We had very few older persons involved at this time and it was almost impossible to find anyone with proper knowledge of the sport who could be judges. Therefore we had to choose tricks from a printed list, write them down and give to judge and then preform them in the exact order during the run. Crazy, but better than nothing!
Did you know skateboarding was forbidden in almost all swedish citys during the late ’70s? If the cop came you better run as hell. But it was even worse in Norway: all import, manufacturing and sales was forbidden and it was even forbidden to own a skateboard!!
In the late 70′s and early 80′s Michael was a contemporary of Tony Magnusson, competing and sometimes beating him on the Swedish circuit. It’s not all in the past, Moschinius still skates.

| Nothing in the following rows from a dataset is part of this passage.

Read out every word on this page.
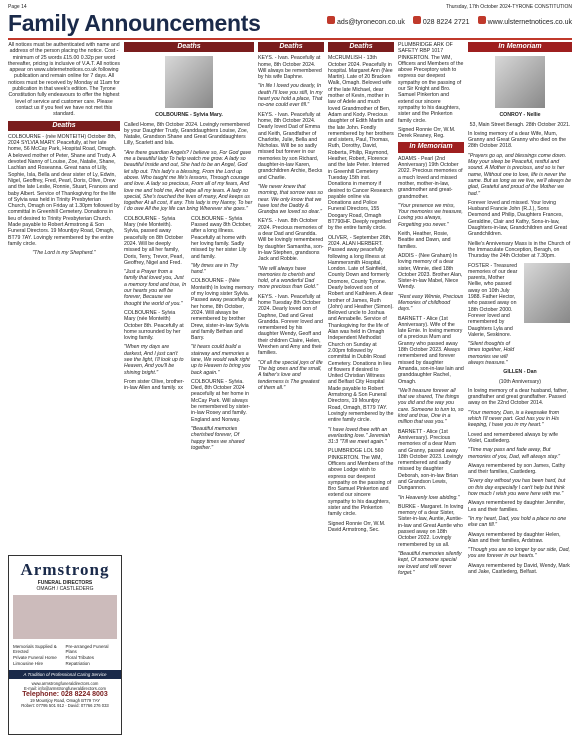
Page 14	Thursday, 17th October 2024-TYRONE CONSTITUTION
Family Announcements	ads@tyronecon.co.uk	028 8224 2721	www.ulsternetnotices.co.uk

All notices must be authenticated with name and address of the person placing the notice. Cost - minimum of 25 words £15.00 0.32p per word thereafter, pricing is inclusive of V.A.T. All notices appear on www.ulsternetnotices.co.uk following publication and remain online for 7 days. All notices must be received by Monday at 11am for publication in that week's edition. The Tyrone Constitution fully endeavours to offer the highest level of service and customer care. Please contact us if you feel we have not met this standard.

Deaths

COLBOURNE - (née MONTEITH) October 8th, 2024 SYLVIA MARY. Peacefully, at her late home, 56 McCay Park, Hospital Road, Omagh. A beloved mother of Peter, Shane and Trudy. A devoted Nanny of Louise, Zoe, Natalie, Shane, Lachlan and Roseanna. Great nana of Lilly, Sophie, Isla, Bella and dear sister of Ly, Edwin, Nigel, Geoffrey, Fred, Pearl, Doris, Olive, Drew and the late Leslie, Ronnie, Stuart, Frances and baby Albert. Service of Thanksgiving for the life of Sylvia was held in Trinity Presbyterian Church, Omagh on Friday at 1.30pm followed by committal in Greenhill Cemetery. Donations in lieu of desired to Trinity Presbyterian Church. Made payable to Robert Armstrong & Son Funeral Directors. 19 Mountjoy Road, Omagh, BT79 7AY. Lovingly remembered by the entire family circle.

"The Lord is my Shepherd."

Armstrong
FUNERAL DIRECTORS
OMAGH / CASTLEDERG
Memorials Supplied & Erected
Pre-arranged Funeral Plans
Private Funeral Home	Floral Tributes
Limousine Hire	Repatriation
A Tradition of Professional Caring Service
www.armstrongfuneraldirectors.com
E-mail: info@armstrongfuneraldirectors.com
Telephone: 028 8224 8003
19 Mountjoy Road, Omagh BT79 7AY
Robert: 07795 501 912 · David: 07766 276 033
Deaths

COLBOURNE - Sylvia Mary.

Called Home, 8th October 2024. Lovingly remembered by your Daughter Trudy, Granddaughters Louise, Zoe, Natalie, Grandson Shane and Great Granddaughters Lilly, Scarlett and Isla.

"Are there guardian Angels? I believe so, For God gave me a beautiful lady To help watch me grow. A lady so beautiful Inside and out, She had to be an Angel, God let slip out. This lady's a blessing, From the Lord up above. Who taught me life's lessons, Through courage and love. A lady so precious, From all of my fears, And love me and hold me, And wipe all my tears. A lady so special, She's touched the lives of many, And keeps us together At all cost, if any. This lady is my Nanny, To her I do owe All the joy life can bring Wherever she goes."

COLBOURNE - Sylvia Mary (née Monteith). Sylvia, passed away peacefully on 8th October 2024. Will be deeply missed by all her family, Doris, Terry, Trevor, Pearl, Geoffrey, Nigel and Fred.

"Just a Prayer from a family that loved you, Just a memory fond and true, In our hearts you will be forever, Because we thought the world of you."

COLBOURNE - Sylvia Mary (née Monteith) October 8th. Peacefully at home surrounded by her loving family.

"When my days are darkest, And I just can't see the light, I'll look up to Heaven, And you'll be shining bright."

From sister Olive, brother-in-law Allen and family. xx

COLBOURNE - Sylvia Passed away 8th October, after a long illness. Peacefully at home with her loving family. Sadly missed by her sister Lily and family.

"My times are in Thy hand."

COLBOURNE - (Née Monteith) In loving memory of my loving sister Sylvia. Passed away peacefully at her home, 8th October, 2024. Will always be remembered by brother Drew, sister-in-law Sylvia and family Bethan and Barry.

"It hears could build a stairway and memories a lane, We would walk right up to Heaven to bring you back again."

COLBOURNE - Sylvia. Died, 8th October 2024 peacefully at her home in McCay Park. Will always be remembered by sister-in-law Rosey and family. England and Norway.

"Beautiful memories cherished forever, Of happy times we shared together."

Deaths

KEYS. - Ivan. Peacefully at home, 8th October 2024. Will always be remembered by his wife Daphne.

"In life I loved you dearly, In death I'll love you still, In my heart you hold a place, That no-one could ever fill."

KEYS. - Ivan. Peacefully at home, 8th October 2024. Dearly loved Dad of Emma and Keith, Grandfather of Charlotte, Julie, Bella and Nicholas. Will be so sadly missed but forever in our memories by son Richard, daughter-in-law Karen, grandchildren Archie, Becks and Charlie.

"We never knew that morning, that sorrow was so near. We only know that we have lost the Daddy & Grandpa we loved so dear."

KEYS. - Ivan. 8th October 2024. Precious memories of a dear Dad and Grandda. Will be lovingly remembered by daughter Samantha, son-in-law Stephen, grandsons Jack and Robbie.

"We will always have memories to cherish and hold, of a wonderful Dad more precious than Gold."

KEYS. - Ivan. Peacefully at home Tuesday 8th October 2024. Dearly loved son of Daphne, Dad and Great Grandda. Forever loved and remembered by his daughter Wendy, Geoff and their children Claire, Helen, Wrexhen and Amy and their families.

"Of all the special joys of life The big ones and the small, A father's love and tenderness is The greatest of them all."

Deaths

McCRUMLISH - 13th October 2024. Peacefully in hospital. Margaret Ann (Nee Martin). Late of 20 Bracken Walk, Omagh. Beloved wife of the late Michael, dear mother of Kevin, mother in law of Adele and much loved Grandmother of Ben, Adam and Kody. Precious daughter of Edith Martin and the late John. Fondly remembered by her brothers and sisters, Paul, Thomas, Ruth, Dorothy, David, Roberta, Philip, Raymond, Heather, Robert, Florence and the late Peter. Interred in Greenhill Cemetery Tuesday 15th inst. Donations in memory if desired to Cancer Research payable online via Donations and Police Funeral Directors, 155 Doogary Road, Omagh BT790HF. Deeply regretted by the entire family circle.

OLIVER, - September 26th, 2024. ALAN HERBERT. Passed away peacefully following a long illness at Hammersmith Hospital, London. Late of Sainfield, County Down and formerly Dromore, County Tyrone. Dearly beloved son of Robert and Kathleen. A dear brother of James, Ruth (John) and Heather (Simon). Beloved uncle to Joshua and Annabelle. Service of Thanksgiving for the life of Alan was held in Omagh Independent Methodist Church on Sunday at 2.00pm followed by committal in Dublin Road Cemetery. Donations in lieu of flowers if desired to United Christian Witness and Belfast City Hospital Made payable to Robert Armstrong & Son Funeral Directors, 19 Mountjoy Road, Omagh, BT79 7AY. Lovingly remembered by the entire family circle.

"I have loved thee with an everlasting love." Jeremiah 31:3 "Till we meet again."

PLUMBRIDGE LOL 560 PINKERTON. The WM, Officers and Members of the above Lodge wish to express our deepest sympathy on the passing of Bro Samuel Pinkerton and extend our sincere sympathy to his daughters, sister and the Pinkerton family circle.

Signed Ronnie Orr, W.M. David Armstrong, Sec.

PLUMBRIDGE ARK OF SAFETY RBP 1017 PINKERTON. The WM, Officers and Members of the above Preceptory wish to express our deepest sympathy on the passing of our Sir Knight and Bro. Samuel Pinkerton and extend our sincere sympathy to his daughters, sister and the Pinkerton family circle.

Signed Ronnie Orr, W.M. Derek Reaney, Reg.

In Memoriam

ADAMS - Pearl (2nd Anniversary) 19th October 2022. Precious memories of a much loved and missed mother, mother-in-law, grandmother and great-grandmother.

"Your presence we miss, Your memories we treasure, Loving you always, Forgetting you never."

Keith, Heather, Rosie, Beattie and Dawn, and families.

ADDIS - (Nee Graham) In loving memory of a dear sister, Winnie, died 18th October 2023. Brother Alan, Sister-in-law Mabel, Niece Wendy.

"Rest easy Winnie, Precious Memories of childhood days."

BARNETT - Alice (1st Anniversary). Wife of the late Ernie. In loving memory of a precious Mum and Granny who passed away 18th October 2023. Always remembered and forever missed by daughter Amanda, son-in-law Iain and granddaughter Rachel, Omagh.

"We'll treasure forever all that we shared, The things you did and the way you care. Someone to turn to, so kind and true, One in a million that was you."

BARNETT - Alice (1st Anniversary). Precious memories of a dear Mum and Granny, passed away 18th October 2023. Lovingly remembered and sadly missed by daughter Deborah, son-in-law Brian and Grandson Lewis, Dungannon.

"In Heavenly love abiding."

BURKE - Margaret. In loving memory of a dear Sister, Sister-in-law, Auntie, Auntie-in-law and Great Auntie who passed away on 18th October 2022. Lovingly remembered by us all.

"Beautiful memories silently kept, Of someone special we loved and will never forget."

In Memoriam

CONROY - Nellie

53, Main Street Beragh. 28th October 2021.

In loving memory of a dear Wife, Mum, Granny and Great Granny who died on the 28th October 2018.

"Prayers go up, and blessings come down. May your sleep be Peaceful, restful and sound. A Mother is precious, and so is her name, Without one to love, life is never the same. But as long as we live, we'll always be glad, Grateful and proud of the Mother we had."

Forever loved and missed. Your loving Husband Francie John (R.J.), Sons Desmond and Philip, Daughters Frances, Geraldine, Clair and Kathy, Sons-in-law, Daughters-in-law, Grandchildren and Great Grandchildren.

Nellie's Anniversary Mass is in the Church of the Immaculate Conception, Beragh, on Thursday the 24th October at 7.30pm.

FOSTER - Treasured memories of our dear parents, Mother Nellie, who passed away on 10th July 1988. Father Hector, who passed away on 18th October 2000. Forever loved and remembered by Daughters Lyla and Valerie, Seskinore.

"Silent thoughts of times together, Hold memories we will always treasure."

GILLEN - Dan

(10th Anniversary)

In loving memory of a dear husband, father, grandfather and great grandfather. Passed away on the 22nd October 2014.

"Your memory, Dan, is a keepsake from which I'll never part. God has you in His keeping, I have you in my heart."

Loved and remembered always by wife Violet, Castlederg.

"Time may pass and fade away, But memories of you, Dad, will always stay."

Always remembered by son James, Cathy and their families, Castlederg.

"Every day without you has been hard, but on this day especially I can't help but think how much I wish you were here with me."

Always remembered by daughter Jennifer, Les and their families.

"In my heart, Dad, you hold a place no one else can fill."

Always remembered by daughter Helen, Alan and their families, Ardstraw.

"Though you are no longer by our side, Dad, you are forever in our hearts."

Always remembered by David, Wendy, Mark and Jake, Castlederg, Belfast.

Check out the Shot of the Week.
At long last we’re finally shipping some substandard manufactured goods to China instead of receiving them. The Fanling Vert Ramp in Hong Kong being perpetrated by American Ramp Company. It’s prefab concrete, which I gotta say kind of makes sense to me. I mean, if you’re going to build a concrete vert ramp, prefab might be the way to go since uniformity is more desirable than creative artistry, assuming they have the skills to set it up right. Look at the size of those vert panels. This thing looks like a beast, although at that height it’s going to seem narrow.

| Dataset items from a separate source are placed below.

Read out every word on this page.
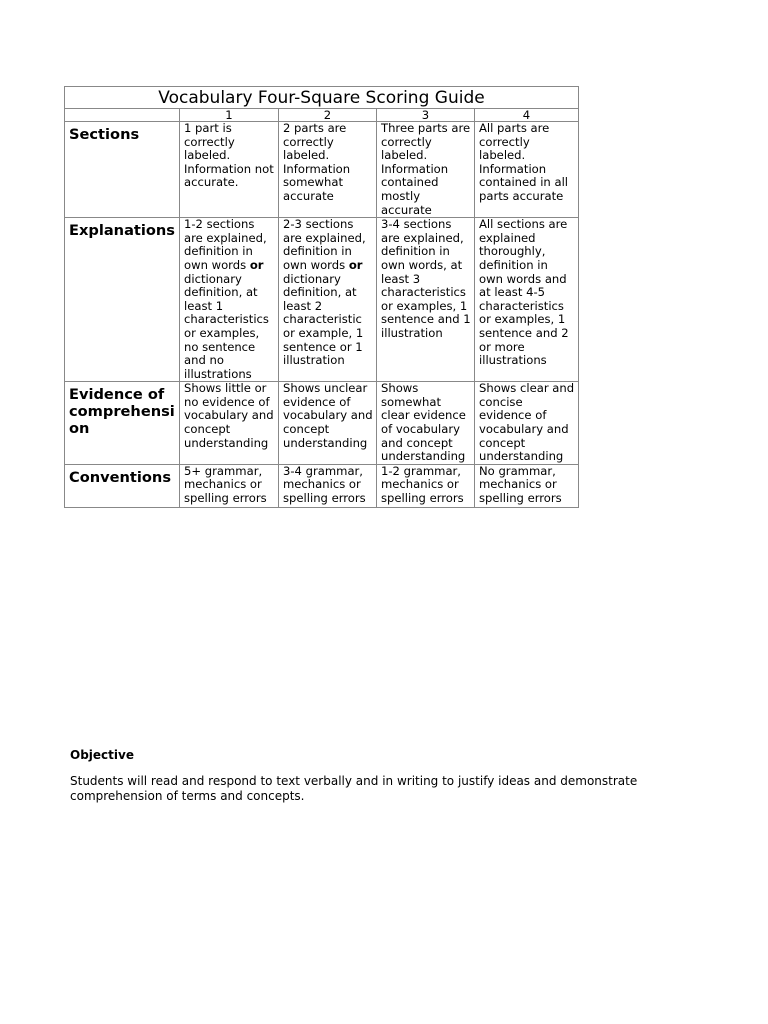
Vocabulary Four-Square Scoring Guide				
	1	2	3	4
Sections	1 part is correctly labeled. Information not accurate.	2 parts are correctly labeled. Information somewhat accurate	Three parts are correctly labeled. Information contained mostly accurate	All parts are correctly labeled. Information contained in all parts accurate
Explanations	1-2 sections are explained, definition in own words or dictionary definition, at least 1 characteristics or examples, no sentence and no illustrations	2-3 sections are explained, definition in own words or dictionary definition, at least 2 characteristic or example, 1 sentence or 1 illustration	3-4 sections are explained, definition in own words, at least 3 characteristics or examples, 1 sentence and 1 illustration	All sections are explained thoroughly, definition in own words and at least 4-5 characteristics or examples, 1 sentence and 2 or more illustrations
Evidence of comprehension	Shows little or no evidence of vocabulary and concept understanding	Shows unclear evidence of vocabulary and concept understanding	Shows somewhat clear evidence of vocabulary and concept understanding	Shows clear and concise evidence of vocabulary and concept understanding
Conventions	5+ grammar, mechanics or spelling errors	3-4 grammar, mechanics or spelling errors	1-2 grammar, mechanics or spelling errors	No grammar, mechanics or spelling errors

Objective

Students will read and respond to text verbally and in writing to justify ideas and demonstrate comprehension of terms and concepts.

- Thanks to Chad Balcom for the tip.
No matter what the watermark would lead you to believe, this is not the Powell Peralta 80′s Vert Challenge, but rather the Quicksilver event. SInce it was a Powell Peralta production, I thought it was going to be a slick production but it’s a guy in the audience pointing a camera over everyone’s head. Maybe it was an attempt to go for 80′s realism!